Rights and Opportunities Foundation is partnering with Asylum Access to provide for Alejandra Macias Delgadillo to participate on the Citizen’s Council, a body of civil society leaders named in the law as a support and advisory body to the Mexico National Institute for Migration (INM). Since the presidential election in Mexico, the new administration has asked the Citizen’s Council to prepare a proposal for how to improve migrant rights protection in detention centers. Rights and Opportunities Foundation, in partnership with Asylum Access, and the Citizen’s Council, will use this opportunity to address many widespread human rights violations related to detention and especially work toward the end of child detention in Mexico.

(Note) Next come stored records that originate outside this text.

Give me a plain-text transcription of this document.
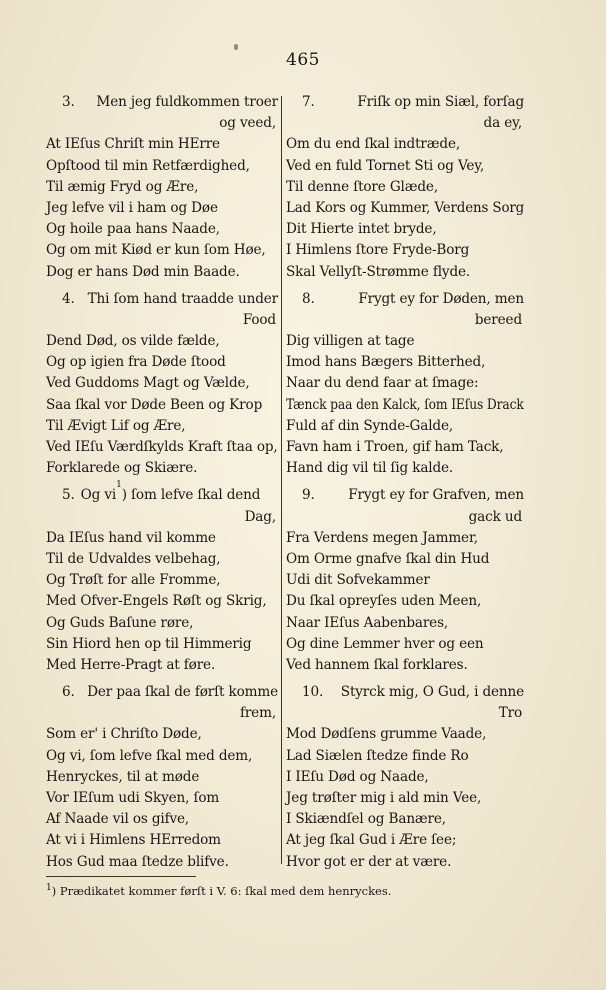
465
3. Men jeg fuldkommen troer
og veed,
At IEſus Chriſt min HErre
Opſtood til min Retfærdighed,
Til æmig Fryd og Ære,
Jeg lefve vil i ham og Døe
Og hoile paa hans Naade,
Og om mit Kiød er kun ſom Høe,
Dog er hans Død min Baade.
4. Thi ſom hand traadde under
Food
Dend Død, os vilde fælde,
Og op igien fra Døde ſtood
Ved Guddoms Magt og Vælde,
Saa ſkal vor Døde Been og Krop
Til Ævigt Lif og Ære,
Ved IEſu Værdſkylds Kraft ſtaa op,
Forklarede og Skiære.
5. Og vi
1
) ſom lefve ſkal dend
Dag,
Da IEſus hand vil komme
Til de Udvaldes velbehag,
Og Trøſt for alle Fromme,
Med Ofver-Engels Røſt og Skrig,
Og Guds Baſune røre,
Sin Hiord hen op til Himmerig
Med Herre-Pragt at føre.
6. Der paa ſkal de førſt komme
frem,
Som er' i Chriſto Døde,
Og vi, ſom lefve ſkal med dem,
Henryckes, til at møde
Vor IEſum udi Skyen, ſom
Af Naade vil os gifve,
At vi i Himlens HErredom
Hos Gud maa ſtedze blifve.
7.	Friſk op min Siæl, forſag
da ey,
Om du end ſkal indtræde,
Ved en fuld Tornet Sti og Vey,
Til denne ſtore Glæde,
Lad Kors og Kummer, Verdens Sorg
Dit Hierte intet bryde,
I Himlens ſtore Fryde-Borg
Skal Vellyſt-Strømme flyde.
8.	Frygt ey for Døden, men
bereed
Dig villigen at tage
Imod hans Bægers Bitterhed,
Naar du dend faar at ſmage:
Tænck paa den Kalck, ſom IEſus Drack
Fuld af din Synde-Galde,
Favn ham i Troen, gif ham Tack,
Hand dig vil til ſig kalde.
9. Frygt ey for Grafven, men
gack ud
Fra Verdens megen Jammer,
Om Orme gnafve ſkal din Hud
Udi dit Sofvekammer
Du ſkal opreyſes uden Meen,
Naar IEſus Aabenbares,
Og dine Lemmer hver og een
Ved hannem ſkal forklares.
10. Styrck mig, O Gud, i denne
Tro
Mod Dødſens grumme Vaade,
Lad Siælen ſtedze finde Ro
I IEſu Død og Naade,
Jeg trøſter mig i ald min Vee,
I Skiændſel og Banære,
At jeg ſkal Gud i Ære ſee;
Hvor got er der at være.
$^1$) Prædikatet kommer førſt i V. 6: ſkal med dem henryckes.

Additionally, Alejandra, the Mexico Director of Asylum Access with the support of the Rights and Opportunities Foundation will:

  • Support the research for the follow-on detention monitoring report to corroborate findings from the 2016 Citizen’s Council report, which surveyed 17 detention centers and interviewed officials and migrants alike. The report found that Mexico’s policies and practices are oriented toward the detention and deportation of migrants, rather than adequate implementation of Mexico’s laws or respect for migrants’ and refugees’ human rights. This follow-on report will focus on the experiences of children and will require Alejandra to participate in travel to 9 centers (Tapachula, San Cristobal de las Casas, Comitan, Tuxtla Gutierrez, Tenosique, Villahermosa, Acayucan, Guadalajara and Mexico City.
  • Conduct legal analysis and generating recommendations on how to harmonize the children’s law (which says children cannot be detained) and the refugee law (which does not make that distinction), in order to strengthen protection of children; and
  • Generate proposals for how the government can logistically and administratively improve the protection of children, for example, by ensuring child protection bodies operate independently from immigration bodies.